Realizing Direct Hot-Electron Transfer from Metal Nanoparticles to Per- and polyfluoroalkyl Substances

Per- and poly-fluoroalkyl substances (PFAS) are a group of forever synthetic chemicals. They are widely utilized in industries and household appliances because of their remarkable stability and distinctive oil- and water-repellent properties. Despite their broad applications, unfortunately, PFAS are hazardous to all forms of life, including humans. In recent years, the environmental persistence of PFAS has raised significant interest in degrading these substances. However, the strong C−F bonds in these chemicals pose several challenges to their degrada- tion. Plasmons of noble metal nanoparticles (NPs) offer many exciting applications, including photocatalytic reactions.

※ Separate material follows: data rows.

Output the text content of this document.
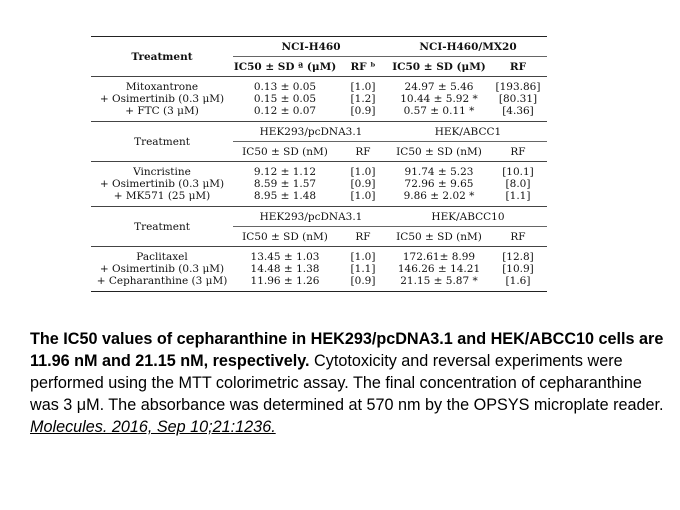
Treatment	NCI-H460		NCI-H460/MX20	
	IC50 ± SD ª (μM)	RF ᵇ	IC50 ± SD (μM)	RF
Mitoxantrone	0.13 ± 0.05	[1.0]	24.97 ± 5.46	[193.86]
+ Osimertinib (0.3 μM)	0.15 ± 0.05	[1.2]	10.44 ± 5.92 *	[80.31]
+ FTC (3 μM)	0.12 ± 0.07	[0.9]	0.57 ± 0.11 *	[4.36]
Treatment	HEK293/pcDNA3.1		HEK/ABCC1	
	IC50 ± SD (nM)	RF	IC50 ± SD (nM)	RF
Vincristine	9.12 ± 1.12	[1.0]	91.74 ± 5.23	[10.1]
+ Osimertinib (0.3 μM)	8.59 ± 1.57	[0.9]	72.96 ± 9.65	[8.0]
+ MK571 (25 μM)	8.95 ± 1.48	[1.0]	9.86 ± 2.02 *	[1.1]
Treatment	HEK293/pcDNA3.1		HEK/ABCC10	
	IC50 ± SD (nM)	RF	IC50 ± SD (nM)	RF
Paclitaxel	13.45 ± 1.03	[1.0]	172.61± 8.99	[12.8]
+ Osimertinib (0.3 μM)	14.48 ± 1.38	[1.1]	146.26 ± 14.21	[10.9]
+ Cepharanthine (3 μM)	11.96 ± 1.26	[0.9]	21.15 ± 5.87 *	[1.6]
The IC50 values of cepharanthine in HEK293/pcDNA3.1 and HEK/ABCC10 cells are 11.96 nM and 21.15 nM, respectively. Cytotoxicity and reversal experiments were performed using the MTT colorimetric assay. The final concentration of cepharanthine was 3 μM. The absorbance was determined at 570 nm by the OPSYS microplate reader. Molecules. 2016, Sep 10;21:1236.
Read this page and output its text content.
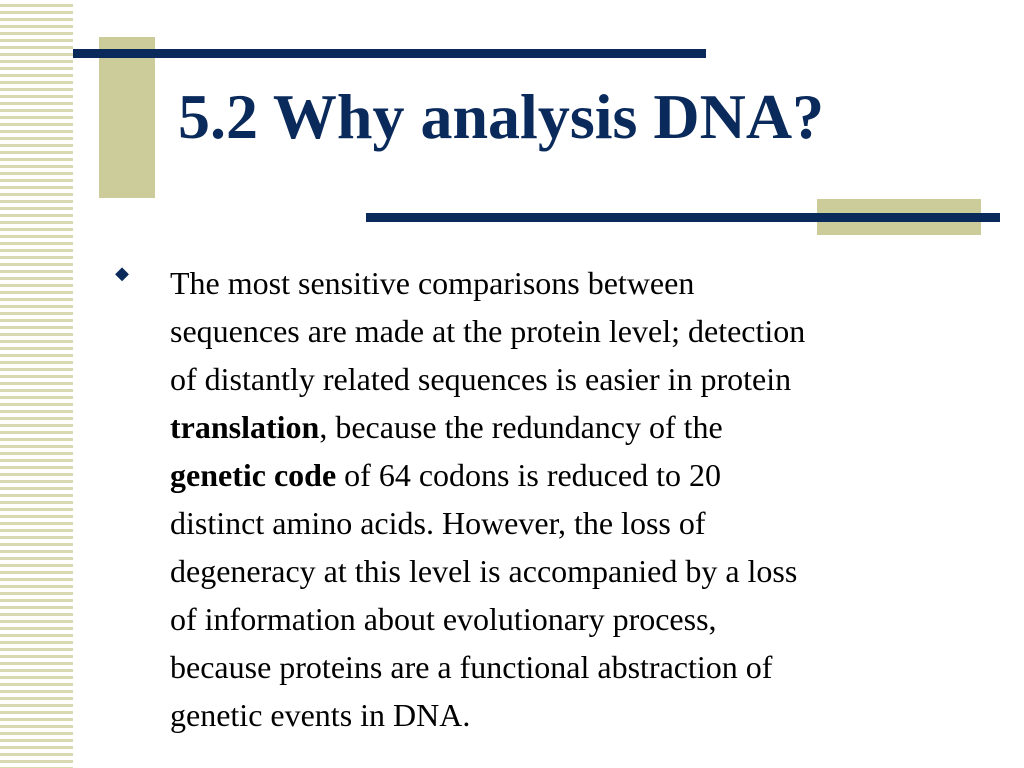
5.2 Why analysis DNA?
◆ The most sensitive comparisons between
sequences are made at the protein level; detection
of distantly related sequences is easier in protein
translation, because the redundancy of the
genetic code of 64 codons is reduced to 20
distinct amino acids. However, the loss of
degeneracy at this level is accompanied by a loss
of information about evolutionary process,
because proteins are a functional abstraction of
genetic events in DNA.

However, an atomistic understanding of plasmon-driven processes remains elusive. In this work, using the real-time time-dependent density functional theory, we have studied the real-time formation of plasmons, hot-carrier generation, and subsequent direct hot-carrier transfer from metal NP to the PFAS. Our simulations show that there is an apparent direct hot-electron transfer from NP to PFAS. Moreover, using Ehrenfest dynamics simulations, we demonstrated that the transferred hot-electrons can efficiently degrade PFAS without requiring any external thermal bath. Thus, our work provides an atomistic picture of plasmon-induced direct hot-carrier transfer from NP to PFAS and the efficient degradation of PFAS. We strongly believe that this work generates the impetus to utilize plasmonic NPs to mitigate PFAS.